Mode: comment fabrique-t-on un best-seller ?

Mais les maisons cultes au large patrimoine ne sont pas les seules à faire des hits. La jeune création est également bien déterminée à laisser son empreinte sur le style. Johanna Senyk, créatrice du label qui monte Wanda Nylon, raconte : « J’ai lancé ma marque en 2012 avec un concept fort articulé autour du vestiaire de la pluie. Dans un livre sur Helmut Newton, j’avais été marquée par ses photos du fameux trench en plastique un peu “space edge” qu’il a beaucoup représenté. Je trouvais dingue de ne pouvoir trouver ce type d’imper nulle part. Aucun créateur ne s’en était inspiré. Alors que, pour moi, c’était une évidence : cela devait marcher. D’ailleurs, en concevant le premier modèle, je me suis tout de suite assurée de pouvoir assumer une grande production. » Bingo, le succès est au rendez-vous et ses créations attirent même l’attention de Rihanna. Une simple question de feeling ? « Imaginer la pièce qui marche tient pour moi au mix réussi entre le désir et la nécessité. La coupe de mon trench est la plus classique et la plus fonctionnelle qui soit. Qu’il soit taillé dans une toile plastique avec une couleur neutre fait qu’on peut le porter avec tout. Il va à tout le monde, à toutes les carnations. J’étais sûre de rencontrer une demande », raconte la trentenaire qui a effectivement trouvé un parfait marché de niche avec son dressing paré pour contrer le ciel gris. Si le vestiaire de Wanda Nylon s’est depuis étoffé, ses trenchs et blousons en plastique et vinyle restent ses fers de lance. À tel point qu’elle les a déclinés lors d’une collection capsule pour La Redoute, lancée en juin. « J’étais très impatiente de savoir si cela fonctionnerait par ce biais-là. C’est ma première communication de masse. » Démocratiser son best-seller en s’associant à une plateforme grand public, un pari qui peut se révéler gagnant : nombre de pièces sont déjà épuisées. Le créateur Simon Porte Jacquemus a lui aussi collaboré avec La Redoute, en 2014. Son manteau rose bonbon overzise pour le catalogue a vite rencontré son public : plus de mille unités écoulées pour ce modèle à fort parti pris.

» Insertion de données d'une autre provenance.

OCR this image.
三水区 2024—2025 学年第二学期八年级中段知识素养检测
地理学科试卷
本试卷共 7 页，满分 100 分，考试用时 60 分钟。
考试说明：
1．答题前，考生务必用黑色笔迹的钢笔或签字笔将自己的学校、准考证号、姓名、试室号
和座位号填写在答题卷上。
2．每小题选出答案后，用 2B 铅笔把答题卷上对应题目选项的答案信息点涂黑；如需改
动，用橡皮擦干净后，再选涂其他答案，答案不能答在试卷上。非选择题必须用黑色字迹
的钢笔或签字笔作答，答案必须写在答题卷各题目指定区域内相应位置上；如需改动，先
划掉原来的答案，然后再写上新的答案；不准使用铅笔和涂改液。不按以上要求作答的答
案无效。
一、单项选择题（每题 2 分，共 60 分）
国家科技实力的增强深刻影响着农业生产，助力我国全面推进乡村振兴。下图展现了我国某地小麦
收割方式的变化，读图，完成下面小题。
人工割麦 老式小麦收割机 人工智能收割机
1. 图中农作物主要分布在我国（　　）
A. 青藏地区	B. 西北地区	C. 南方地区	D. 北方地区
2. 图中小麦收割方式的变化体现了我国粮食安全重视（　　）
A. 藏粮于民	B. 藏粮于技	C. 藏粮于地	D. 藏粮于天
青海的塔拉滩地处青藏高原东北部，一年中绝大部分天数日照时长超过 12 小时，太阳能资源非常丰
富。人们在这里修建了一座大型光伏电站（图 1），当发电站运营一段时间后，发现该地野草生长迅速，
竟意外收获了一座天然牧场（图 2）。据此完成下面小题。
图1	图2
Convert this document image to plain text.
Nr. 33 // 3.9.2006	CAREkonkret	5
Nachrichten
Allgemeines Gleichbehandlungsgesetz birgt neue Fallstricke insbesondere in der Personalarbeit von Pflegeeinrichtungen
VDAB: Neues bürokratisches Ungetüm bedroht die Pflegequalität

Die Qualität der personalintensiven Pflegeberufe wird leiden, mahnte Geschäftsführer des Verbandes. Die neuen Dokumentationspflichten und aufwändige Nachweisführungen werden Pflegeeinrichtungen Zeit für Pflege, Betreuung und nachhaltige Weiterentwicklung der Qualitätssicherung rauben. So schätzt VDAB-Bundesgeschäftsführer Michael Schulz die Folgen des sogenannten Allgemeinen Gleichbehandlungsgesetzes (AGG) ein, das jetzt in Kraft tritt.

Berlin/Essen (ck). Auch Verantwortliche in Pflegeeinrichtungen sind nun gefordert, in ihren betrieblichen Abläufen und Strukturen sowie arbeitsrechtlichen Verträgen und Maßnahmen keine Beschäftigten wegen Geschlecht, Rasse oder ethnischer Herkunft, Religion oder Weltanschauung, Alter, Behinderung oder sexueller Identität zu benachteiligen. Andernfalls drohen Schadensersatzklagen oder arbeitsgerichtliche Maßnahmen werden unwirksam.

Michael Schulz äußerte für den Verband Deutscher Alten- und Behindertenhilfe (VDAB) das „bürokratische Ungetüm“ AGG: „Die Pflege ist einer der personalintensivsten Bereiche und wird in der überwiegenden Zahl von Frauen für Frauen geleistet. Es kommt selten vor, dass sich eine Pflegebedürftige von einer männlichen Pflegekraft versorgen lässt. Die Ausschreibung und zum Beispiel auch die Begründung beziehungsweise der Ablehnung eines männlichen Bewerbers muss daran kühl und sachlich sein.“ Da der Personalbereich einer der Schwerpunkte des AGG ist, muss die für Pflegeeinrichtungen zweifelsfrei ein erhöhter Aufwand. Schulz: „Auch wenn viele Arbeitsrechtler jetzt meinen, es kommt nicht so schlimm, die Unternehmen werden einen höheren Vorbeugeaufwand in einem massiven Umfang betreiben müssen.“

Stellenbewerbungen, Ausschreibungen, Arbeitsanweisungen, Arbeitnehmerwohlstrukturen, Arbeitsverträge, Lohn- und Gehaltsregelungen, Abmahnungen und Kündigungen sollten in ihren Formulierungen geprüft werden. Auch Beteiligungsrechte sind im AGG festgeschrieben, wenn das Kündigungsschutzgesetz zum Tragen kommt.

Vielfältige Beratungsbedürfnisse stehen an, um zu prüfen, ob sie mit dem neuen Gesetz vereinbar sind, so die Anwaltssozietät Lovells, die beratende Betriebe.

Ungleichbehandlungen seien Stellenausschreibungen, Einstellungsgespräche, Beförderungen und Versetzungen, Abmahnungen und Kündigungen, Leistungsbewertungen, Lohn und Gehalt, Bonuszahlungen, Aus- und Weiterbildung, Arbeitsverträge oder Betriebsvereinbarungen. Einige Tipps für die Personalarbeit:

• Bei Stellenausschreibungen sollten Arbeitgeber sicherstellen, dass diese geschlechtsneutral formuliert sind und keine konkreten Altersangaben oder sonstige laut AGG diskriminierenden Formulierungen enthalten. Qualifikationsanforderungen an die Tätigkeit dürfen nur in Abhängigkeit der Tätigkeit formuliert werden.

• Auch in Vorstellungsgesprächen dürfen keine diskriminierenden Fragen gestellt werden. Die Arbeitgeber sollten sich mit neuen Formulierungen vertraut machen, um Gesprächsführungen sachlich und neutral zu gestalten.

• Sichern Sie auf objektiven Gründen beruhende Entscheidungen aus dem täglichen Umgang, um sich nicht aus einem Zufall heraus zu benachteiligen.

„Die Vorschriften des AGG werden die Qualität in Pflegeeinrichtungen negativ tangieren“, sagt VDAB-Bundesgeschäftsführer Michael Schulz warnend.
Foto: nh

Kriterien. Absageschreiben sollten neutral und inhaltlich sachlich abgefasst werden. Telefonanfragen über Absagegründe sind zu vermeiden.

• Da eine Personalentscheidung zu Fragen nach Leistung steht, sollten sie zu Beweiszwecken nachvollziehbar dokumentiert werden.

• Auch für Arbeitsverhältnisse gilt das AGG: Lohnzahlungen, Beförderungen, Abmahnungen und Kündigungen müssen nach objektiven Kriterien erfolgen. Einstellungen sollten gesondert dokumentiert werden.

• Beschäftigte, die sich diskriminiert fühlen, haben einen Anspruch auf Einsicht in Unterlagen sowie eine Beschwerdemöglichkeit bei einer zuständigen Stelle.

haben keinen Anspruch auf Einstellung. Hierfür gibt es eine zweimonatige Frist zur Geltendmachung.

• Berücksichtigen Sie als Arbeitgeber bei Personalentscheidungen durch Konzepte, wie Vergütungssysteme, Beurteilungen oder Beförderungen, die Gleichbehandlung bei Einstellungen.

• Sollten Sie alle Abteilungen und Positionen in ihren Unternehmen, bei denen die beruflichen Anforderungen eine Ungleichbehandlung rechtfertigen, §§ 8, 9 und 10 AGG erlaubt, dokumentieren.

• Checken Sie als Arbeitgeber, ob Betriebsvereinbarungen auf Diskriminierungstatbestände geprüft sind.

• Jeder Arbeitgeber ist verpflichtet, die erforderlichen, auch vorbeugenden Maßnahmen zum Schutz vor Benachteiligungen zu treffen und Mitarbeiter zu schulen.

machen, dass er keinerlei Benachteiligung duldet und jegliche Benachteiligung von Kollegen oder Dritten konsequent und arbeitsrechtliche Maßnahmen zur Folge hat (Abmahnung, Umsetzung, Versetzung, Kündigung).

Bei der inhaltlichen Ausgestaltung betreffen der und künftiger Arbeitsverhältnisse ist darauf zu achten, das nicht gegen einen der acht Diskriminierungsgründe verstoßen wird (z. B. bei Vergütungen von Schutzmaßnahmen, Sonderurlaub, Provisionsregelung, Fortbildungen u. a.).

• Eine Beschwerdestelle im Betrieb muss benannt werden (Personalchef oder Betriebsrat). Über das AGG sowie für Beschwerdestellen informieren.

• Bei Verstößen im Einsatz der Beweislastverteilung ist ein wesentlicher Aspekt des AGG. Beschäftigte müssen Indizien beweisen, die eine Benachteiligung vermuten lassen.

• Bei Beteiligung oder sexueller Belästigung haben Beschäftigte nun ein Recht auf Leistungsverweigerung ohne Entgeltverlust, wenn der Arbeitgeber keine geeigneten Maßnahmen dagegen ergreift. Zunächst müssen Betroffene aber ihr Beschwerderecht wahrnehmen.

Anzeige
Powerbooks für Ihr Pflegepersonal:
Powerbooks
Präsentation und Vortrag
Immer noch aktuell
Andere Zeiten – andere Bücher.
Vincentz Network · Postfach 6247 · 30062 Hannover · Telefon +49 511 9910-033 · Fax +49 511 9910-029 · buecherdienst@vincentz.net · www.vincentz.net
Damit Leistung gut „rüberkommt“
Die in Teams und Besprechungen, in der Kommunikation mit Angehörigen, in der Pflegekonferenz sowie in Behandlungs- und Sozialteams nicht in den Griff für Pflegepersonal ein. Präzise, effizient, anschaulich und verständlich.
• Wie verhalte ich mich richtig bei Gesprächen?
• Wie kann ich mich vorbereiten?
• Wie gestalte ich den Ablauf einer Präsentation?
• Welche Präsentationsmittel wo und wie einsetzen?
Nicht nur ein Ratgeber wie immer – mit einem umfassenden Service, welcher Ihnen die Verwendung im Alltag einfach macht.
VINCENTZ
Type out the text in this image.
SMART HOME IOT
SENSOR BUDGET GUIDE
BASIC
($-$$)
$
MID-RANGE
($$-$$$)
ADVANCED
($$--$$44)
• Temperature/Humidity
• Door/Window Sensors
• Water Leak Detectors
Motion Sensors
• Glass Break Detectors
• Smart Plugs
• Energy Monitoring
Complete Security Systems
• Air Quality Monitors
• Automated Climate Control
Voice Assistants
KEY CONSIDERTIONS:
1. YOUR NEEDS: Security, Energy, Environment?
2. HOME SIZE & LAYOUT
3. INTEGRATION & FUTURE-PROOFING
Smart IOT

Mais le triomphe a son revers. À force de voir une création sur le plus grand nombre, le risque de lassitude peut prendre le dessus. « C’est l’une des difficultés car les clientes sont toujours en quête de nouveautés et de pièces uniques, analyse Serge Carreira. Elles ne veulent pas les voir sur tout le monde et, en même temps, cela aiguise leur désir. Là est tout le challenge des marques. » Alors que débutent les défilés printemps-été 2017, de nouveaux best-sellers préparés dans le secret des maisons s’apprêtent à attiser tous les désirs. On a hâte…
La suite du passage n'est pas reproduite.